I have taken bits of userspace code that I've written and converted it to work in kernel space (i.e. using kmalloc(), etc), it's not that difficult. However, you are confined to the kernel's understanding of C, not userspace, which differs slightly .. especially with various standard int types.
Just linking against user space DSO's is not possible — the Linux kernel is monolithic, completely self contained. It does not use userspace libc, libraries or other bits as others have noted.
9/10 times, you will find what you need somewhere in the kernel. It's very likely that someone else ran into the same need you have and wrote some static functions in some module to do what you want .. just grab those and re-use them.

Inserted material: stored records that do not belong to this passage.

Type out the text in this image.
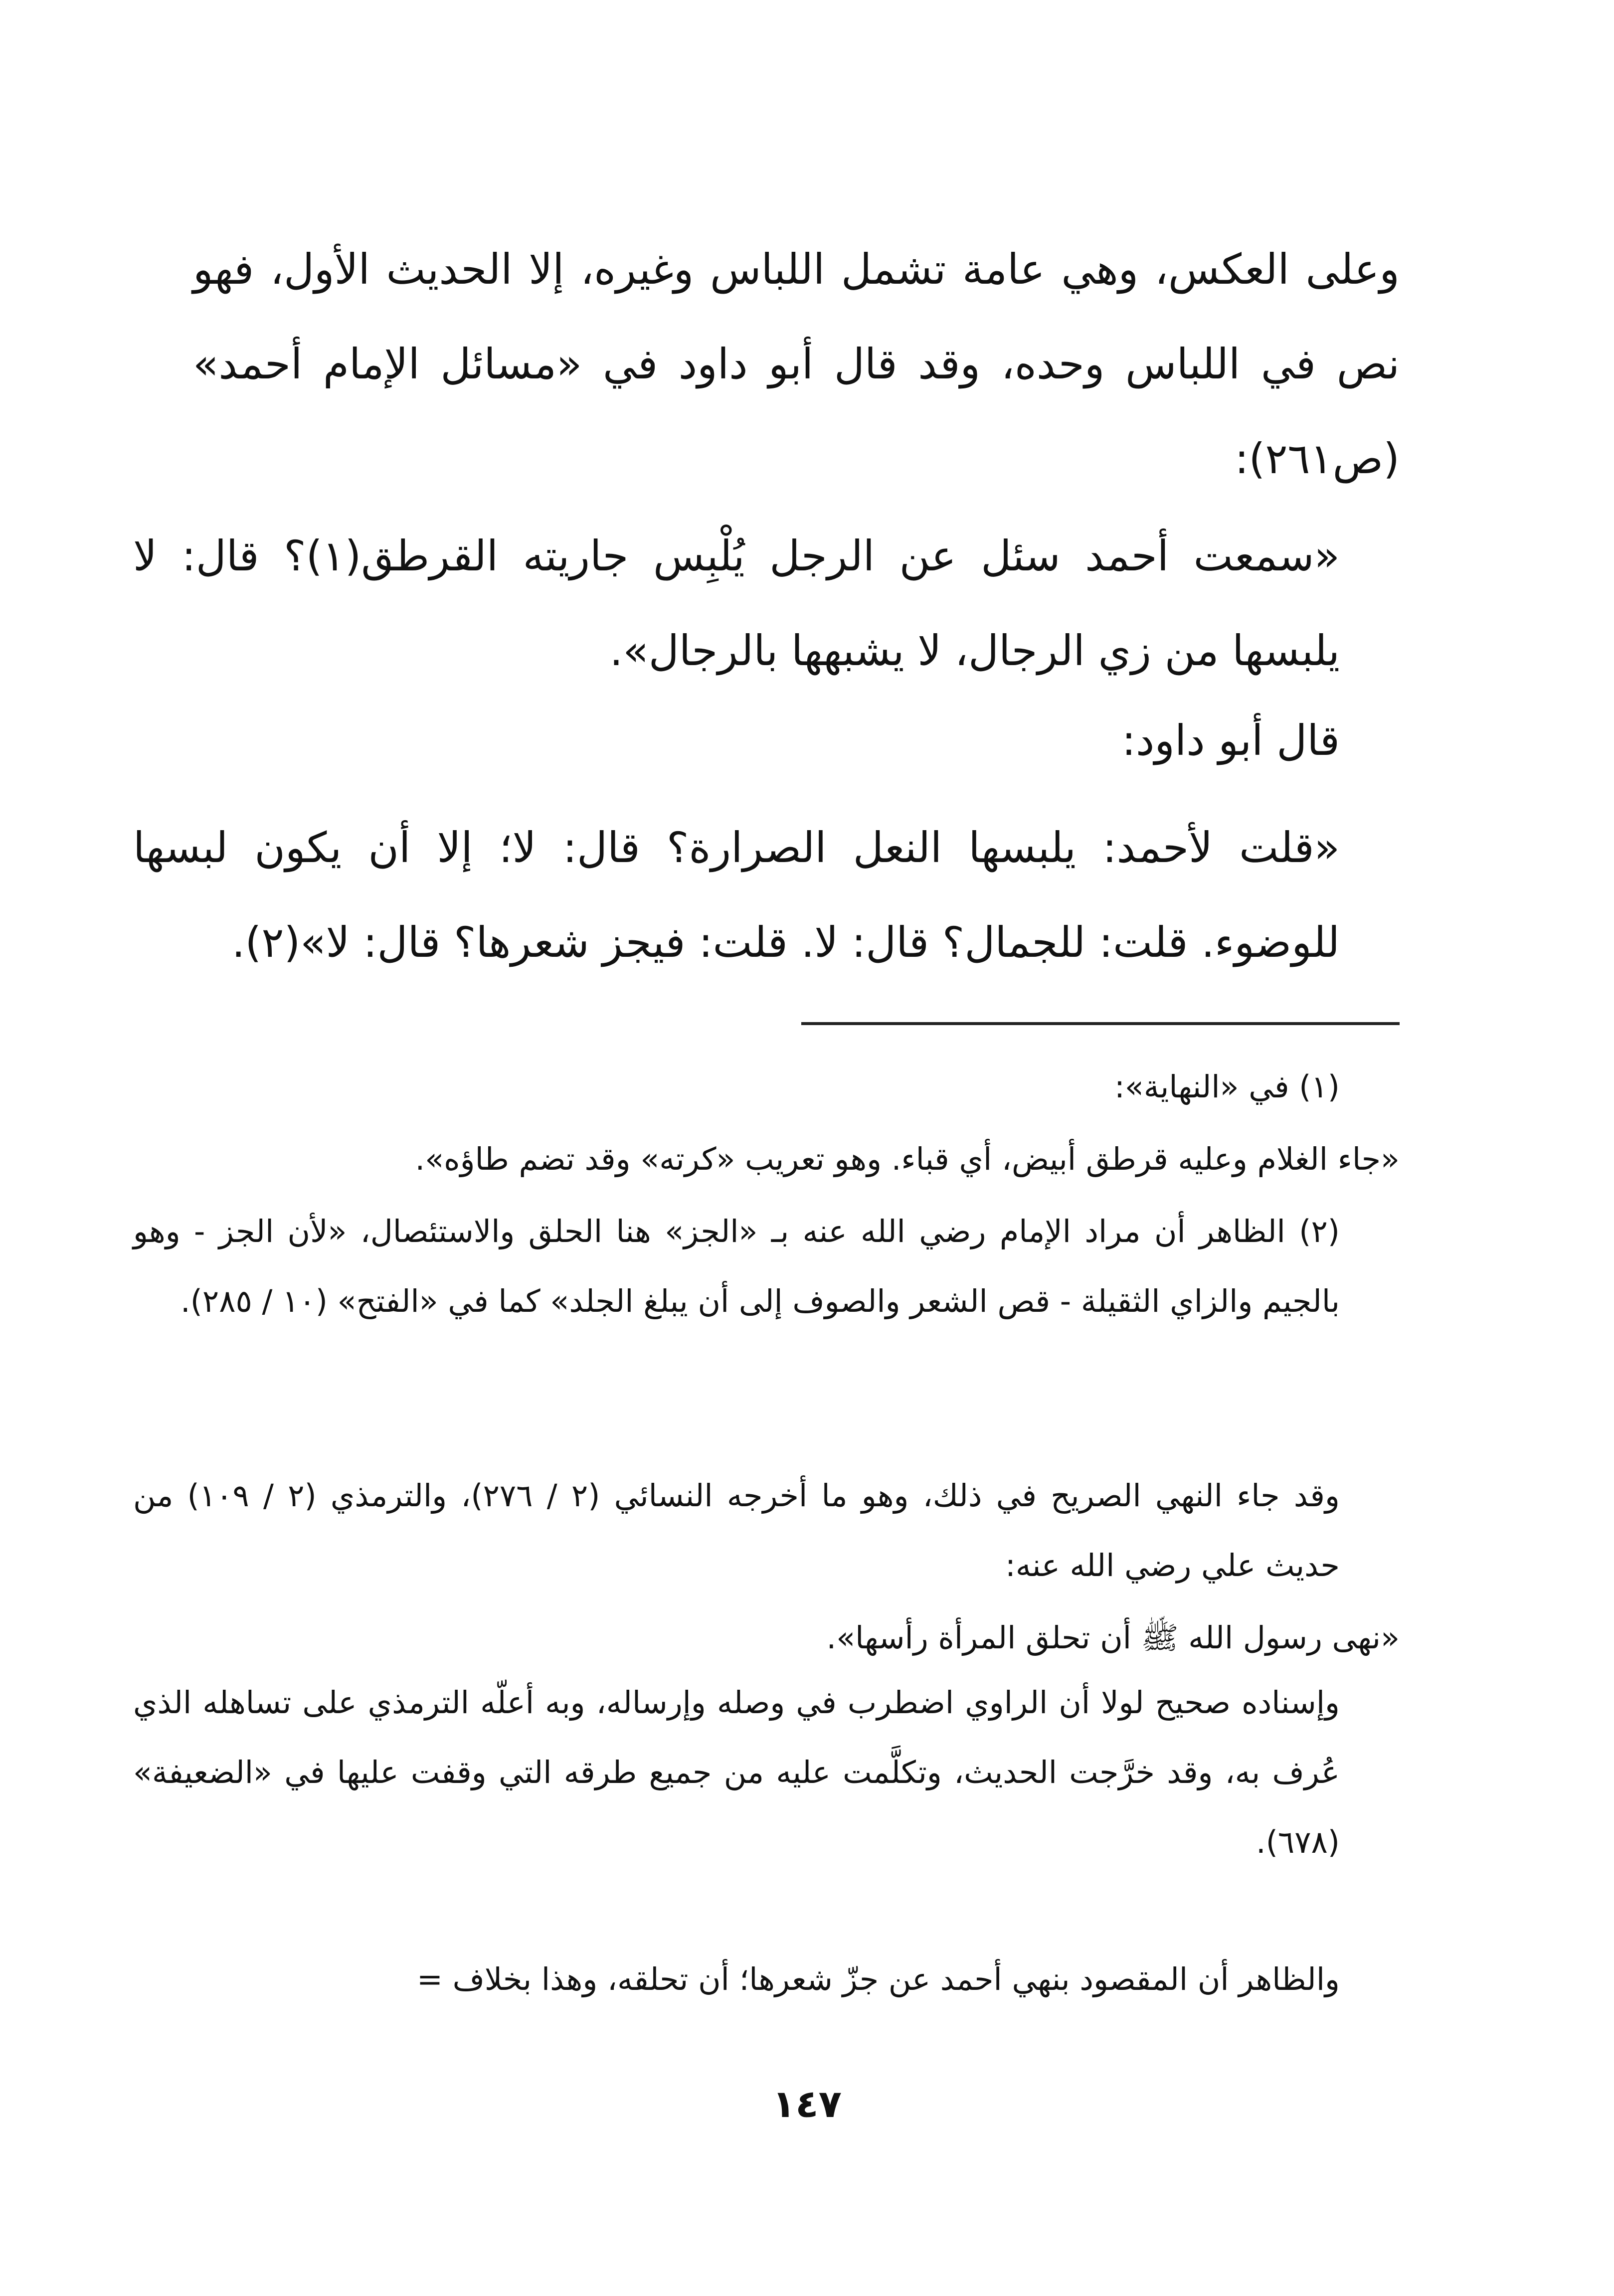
وعلى العكس، وهي عامة تشمل اللباس وغيره، إلا الحديث الأول، فهو نص في اللباس وحده، وقد قال أبو داود في «مسائل الإمام أحمد» (ص٢٦١):

«سمعت أحمد سئل عن الرجل يُلْبِس جاريته القرطق(١)؟ قال: لا يلبسها من زي الرجال، لا يشبهها بالرجال».

قال أبو داود:

«قلت لأحمد: يلبسها النعل الصرارة؟ قال: لا؛ إلا أن يكون لبسها للوضوء. قلت: للجمال؟ قال: لا. قلت: فيجز شعرها؟ قال: لا»(٢).

(١) في «النهاية»:

«جاء الغلام وعليه قرطق أبيض، أي قباء. وهو تعريب «كرته» وقد تضم طاؤه».

(٢) الظاهر أن مراد الإمام رضي الله عنه بـ «الجز» هنا الحلق والاستئصال، «لأن الجز - وهو بالجيم والزاي الثقيلة - قص الشعر والصوف إلى أن يبلغ الجلد» كما في «الفتح» (١٠ / ٢٨٥).

وقد جاء النهي الصريح في ذلك، وهو ما أخرجه النسائي (٢ / ٢٧٦)، والترمذي (٢ / ١٠٩) من حديث علي رضي الله عنه:

«نهى رسول الله ﷺ أن تحلق المرأة رأسها».

وإسناده صحيح لولا أن الراوي اضطرب في وصله وإرساله، وبه أعلّه الترمذي على تساهله الذي عُرف به، وقد خرَّجت الحديث، وتكلَّمت عليه من جميع طرقه التي وقفت عليها في «الضعيفة» (٦٧٨).

والظاهر أن المقصود بنهي أحمد عن جزّ شعرها؛ أن تحلقه، وهذا بخلاف =

١٤٧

In the case of crypto, as others have said, just use what's in the kernel. One thing to note, you'll need them to be enabled in kconfig which may or may not happen depending on what the user selects when building it. So, watch out for dependencies and be explicit, you may have to hack a few entries in kconfig that also select the crypto API you want when your module is selected. Doing that can be a bit of a pain when building out of tree.
So on the one hand we have "just copy and rename stuff while adding overall bloat", on the other you have "tell people they must have the full kernel source". It's one of the quirks that come with a monolithic kernel.
With a Microkernel, almost everything runs in userspace, no worries linking against a DSO for some driver ... it's a non issue. Please don't take that statement as a cue to re-start kernel design philosophy in comments, that's not in the scope of this question.